Бакли улыбнулся — и в его улыбке не нашлось ни намека на теплоту.

— Потому что до сих пор вы ни разу не попались. А я никогда не убивал человека… — он бросил взгляд на труп Генри, — …по крайней мере, до сих пор. Пошевеливайтесь! И если вам вдруг взбредет в голову оставить меня наедине с моими проблемами, все двери в доме заперты, как и решетки на окнах, а телефон отключен. Я поднимусь наверх через полчаса, и если мой папаша-скряга еще будет жив, поверьте, вам не поздоровится.

Он вернулся в кабинет и захлопнул дверь.

***

— Теодор!.. Тедди! — Марта трясла старика за плечо. — Просыпайся.

Бакли-старший разлепил глаза и, поморгав, уставился на нее. Потом он расплылся в улыбке, которая молодила его лет на двадцать:

— Не терпится снова поиграть, шалунья?

— Нам сейчас не до игр, Тедди! Он хочет, чтобы я убила тебя. До конца убила, понимаешь?

Улыбка увяла на его лице, и он снова превратился в того, кем являлся — в восьмидесятилетнего старика, прикованного к кровати.

— Сэмми? — только и сказал он.

Марта кивнула.

Старик не выглядел потрясенным. Наконец, он прошептал:

— На его месте я сделал бы то же самое. Только выбрал бы более надежный способ, — и он пытливо посмотрел на Марту. — Что ж, сейчас ты действительно меня убьешь?

Марта прислушалась к себе и с удивлением поняла, что сделала бы так, будь это решением всех проблем.
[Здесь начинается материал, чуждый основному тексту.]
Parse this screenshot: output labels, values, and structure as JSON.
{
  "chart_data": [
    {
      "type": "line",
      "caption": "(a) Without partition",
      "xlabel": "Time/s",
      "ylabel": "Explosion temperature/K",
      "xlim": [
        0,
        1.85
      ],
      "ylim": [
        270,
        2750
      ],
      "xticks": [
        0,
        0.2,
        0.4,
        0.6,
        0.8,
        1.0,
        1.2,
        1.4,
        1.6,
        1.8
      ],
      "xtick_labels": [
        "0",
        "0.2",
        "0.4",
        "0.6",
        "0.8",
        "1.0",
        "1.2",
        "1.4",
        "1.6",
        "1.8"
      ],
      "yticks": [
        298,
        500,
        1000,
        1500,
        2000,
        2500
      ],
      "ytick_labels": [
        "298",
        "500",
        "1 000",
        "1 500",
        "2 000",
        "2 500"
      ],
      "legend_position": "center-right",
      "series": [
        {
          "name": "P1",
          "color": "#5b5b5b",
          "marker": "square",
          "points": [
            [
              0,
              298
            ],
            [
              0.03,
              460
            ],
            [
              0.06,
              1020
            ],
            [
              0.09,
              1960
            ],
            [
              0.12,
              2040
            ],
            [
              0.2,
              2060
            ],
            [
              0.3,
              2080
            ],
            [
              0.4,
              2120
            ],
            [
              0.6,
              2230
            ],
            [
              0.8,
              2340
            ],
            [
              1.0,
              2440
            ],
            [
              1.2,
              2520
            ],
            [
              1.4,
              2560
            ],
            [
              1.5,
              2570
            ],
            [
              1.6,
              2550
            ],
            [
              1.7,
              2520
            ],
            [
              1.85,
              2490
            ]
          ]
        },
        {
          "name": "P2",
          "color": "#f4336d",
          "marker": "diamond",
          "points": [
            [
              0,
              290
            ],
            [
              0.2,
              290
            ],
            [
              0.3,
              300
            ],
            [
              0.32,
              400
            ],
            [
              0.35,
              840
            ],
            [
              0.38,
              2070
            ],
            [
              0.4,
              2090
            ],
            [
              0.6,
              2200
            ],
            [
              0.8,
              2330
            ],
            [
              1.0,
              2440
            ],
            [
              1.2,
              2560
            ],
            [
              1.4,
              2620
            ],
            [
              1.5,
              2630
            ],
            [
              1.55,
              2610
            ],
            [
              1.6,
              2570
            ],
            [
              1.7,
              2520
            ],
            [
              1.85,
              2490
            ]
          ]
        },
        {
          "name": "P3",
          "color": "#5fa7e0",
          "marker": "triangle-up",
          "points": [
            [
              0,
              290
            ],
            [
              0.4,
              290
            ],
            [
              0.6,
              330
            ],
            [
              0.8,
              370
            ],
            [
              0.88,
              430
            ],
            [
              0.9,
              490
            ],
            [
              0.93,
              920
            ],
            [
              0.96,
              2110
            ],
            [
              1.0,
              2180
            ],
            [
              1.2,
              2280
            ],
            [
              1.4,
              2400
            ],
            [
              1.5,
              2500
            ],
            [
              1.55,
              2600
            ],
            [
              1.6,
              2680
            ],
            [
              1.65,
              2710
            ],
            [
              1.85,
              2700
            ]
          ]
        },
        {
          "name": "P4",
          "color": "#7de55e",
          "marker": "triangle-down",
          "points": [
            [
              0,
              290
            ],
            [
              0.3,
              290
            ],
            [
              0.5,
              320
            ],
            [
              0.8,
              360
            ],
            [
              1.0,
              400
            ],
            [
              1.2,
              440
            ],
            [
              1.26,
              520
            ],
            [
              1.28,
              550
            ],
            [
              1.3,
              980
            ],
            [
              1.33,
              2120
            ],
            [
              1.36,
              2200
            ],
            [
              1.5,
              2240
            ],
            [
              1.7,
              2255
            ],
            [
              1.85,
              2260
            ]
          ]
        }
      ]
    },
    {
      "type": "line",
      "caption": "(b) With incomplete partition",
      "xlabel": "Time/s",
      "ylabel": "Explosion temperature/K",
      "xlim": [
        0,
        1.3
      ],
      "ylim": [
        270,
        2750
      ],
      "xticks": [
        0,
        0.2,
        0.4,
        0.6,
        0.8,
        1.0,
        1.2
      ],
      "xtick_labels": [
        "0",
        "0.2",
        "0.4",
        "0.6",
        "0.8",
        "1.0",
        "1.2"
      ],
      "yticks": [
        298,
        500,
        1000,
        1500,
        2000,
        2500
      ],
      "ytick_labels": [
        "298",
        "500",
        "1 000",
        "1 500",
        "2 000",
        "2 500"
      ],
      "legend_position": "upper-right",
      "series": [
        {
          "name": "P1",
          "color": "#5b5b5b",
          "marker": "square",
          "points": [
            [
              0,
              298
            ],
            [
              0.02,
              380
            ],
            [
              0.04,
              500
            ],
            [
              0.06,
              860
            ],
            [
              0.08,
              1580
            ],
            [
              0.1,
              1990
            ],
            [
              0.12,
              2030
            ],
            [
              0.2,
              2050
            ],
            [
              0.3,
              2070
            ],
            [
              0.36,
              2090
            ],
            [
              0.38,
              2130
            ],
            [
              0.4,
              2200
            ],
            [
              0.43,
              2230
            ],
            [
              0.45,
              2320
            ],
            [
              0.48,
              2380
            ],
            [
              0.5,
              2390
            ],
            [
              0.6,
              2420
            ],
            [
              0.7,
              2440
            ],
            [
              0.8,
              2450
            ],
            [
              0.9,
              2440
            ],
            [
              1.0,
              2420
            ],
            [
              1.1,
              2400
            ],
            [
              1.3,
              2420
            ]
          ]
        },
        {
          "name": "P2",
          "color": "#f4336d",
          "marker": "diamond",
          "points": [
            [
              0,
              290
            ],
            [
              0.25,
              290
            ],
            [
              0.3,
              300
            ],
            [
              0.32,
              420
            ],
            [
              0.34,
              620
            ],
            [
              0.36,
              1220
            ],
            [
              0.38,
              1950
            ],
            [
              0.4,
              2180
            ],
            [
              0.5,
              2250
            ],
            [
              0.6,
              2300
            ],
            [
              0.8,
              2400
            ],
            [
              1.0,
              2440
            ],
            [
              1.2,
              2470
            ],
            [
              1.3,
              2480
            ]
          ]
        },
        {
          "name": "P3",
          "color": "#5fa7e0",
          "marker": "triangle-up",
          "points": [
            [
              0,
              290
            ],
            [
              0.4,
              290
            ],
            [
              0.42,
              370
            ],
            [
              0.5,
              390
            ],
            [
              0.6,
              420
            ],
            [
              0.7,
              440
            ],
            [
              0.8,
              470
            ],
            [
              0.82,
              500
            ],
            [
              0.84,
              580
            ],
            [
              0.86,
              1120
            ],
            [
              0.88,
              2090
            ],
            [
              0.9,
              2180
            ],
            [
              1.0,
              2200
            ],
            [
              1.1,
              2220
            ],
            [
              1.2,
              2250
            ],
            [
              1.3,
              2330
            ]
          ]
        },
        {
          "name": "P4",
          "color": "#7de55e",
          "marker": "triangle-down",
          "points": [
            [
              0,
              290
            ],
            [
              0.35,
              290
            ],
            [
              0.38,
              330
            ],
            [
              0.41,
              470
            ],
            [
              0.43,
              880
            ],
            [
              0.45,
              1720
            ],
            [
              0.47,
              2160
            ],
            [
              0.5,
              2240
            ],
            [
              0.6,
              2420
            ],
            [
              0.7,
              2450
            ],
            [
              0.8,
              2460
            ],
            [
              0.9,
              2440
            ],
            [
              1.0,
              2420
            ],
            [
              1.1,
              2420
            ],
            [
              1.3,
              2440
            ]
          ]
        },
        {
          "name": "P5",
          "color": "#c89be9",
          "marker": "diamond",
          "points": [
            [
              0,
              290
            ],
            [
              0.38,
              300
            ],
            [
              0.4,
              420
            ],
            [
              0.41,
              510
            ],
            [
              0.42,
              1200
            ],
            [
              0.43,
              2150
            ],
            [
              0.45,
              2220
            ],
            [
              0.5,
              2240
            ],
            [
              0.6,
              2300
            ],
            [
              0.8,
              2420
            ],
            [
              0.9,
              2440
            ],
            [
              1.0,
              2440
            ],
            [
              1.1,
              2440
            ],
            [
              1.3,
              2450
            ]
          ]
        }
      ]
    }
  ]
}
Она привязалась к Тедди, и он подарил ей столько света, сколько ни одна другая жертва, но он так стар — свечение у него изо рта становилось все интенсивнее, даже когда он спал. Да, она бы убила его.

Но Марта Эндрюс не была столь наивной, чтобы полагать, что Бакли-младший оставит ее в живых. Смерть старика от естественных причин — это замечательно, но и сумасшедшая сиделка-убийца сойдет за козла отпущения. Особенно если на нее можно повесить и убийство шантажиста. А значит, Сэмуэль позаботится, чтобы она не успела дать показания. Тем более что сегодня он научился убивать. Лиха беда начало.

Марта не знала, что делать дальше. Поэтому она просто села возле кровати Теодора и взяла его за руку. Он сжал ее кисть холодными пальцами.

Время текло ужасно медленно.

***

Шаги. Тяжелые шаги на лестнице.

— Миссис Эндрюс, я уже иду!

Топ. Топ. Топ.

— Ты уже насытилась им?

Он стоял за дверью.

— Можно?

Сэмуэль Бакли распахнул дверь ударом ноги и вошел в комнату.

Теодор полулежал на кровати, опираясь на подушки. Глаза его открылись — он невозмутимо смотрел на сына. Марта стояла рядом, угрожающе подняв шприц, словно целясь врагу в глаза.

Сэмуэль растерянно посмотрел на них.

— Вот так номер! — расхохотался он. — Так вы… О, папаша, я от тебя этого не ожидал. Честно. Чем она тебя приворожила? Тебя же все ненавидели, даже моя мать!

— Потому что никто из них не дал мне то, чего я хотел, — процедил Теодор.

Сэмуэль опешил.

— И что же ты сделаешь дальше, Сэмми, — продолжил ледяным голосом старик. — Убьешь меня, убьешь Марту? Три трупа в доме, не многовато ли для отчета страховой компании?

Сэмуэль заморгал. Марта пораженно смотрела на него — на глазах он будто превращался в маленького мальчика, которого отец стыдит за разбитое окно.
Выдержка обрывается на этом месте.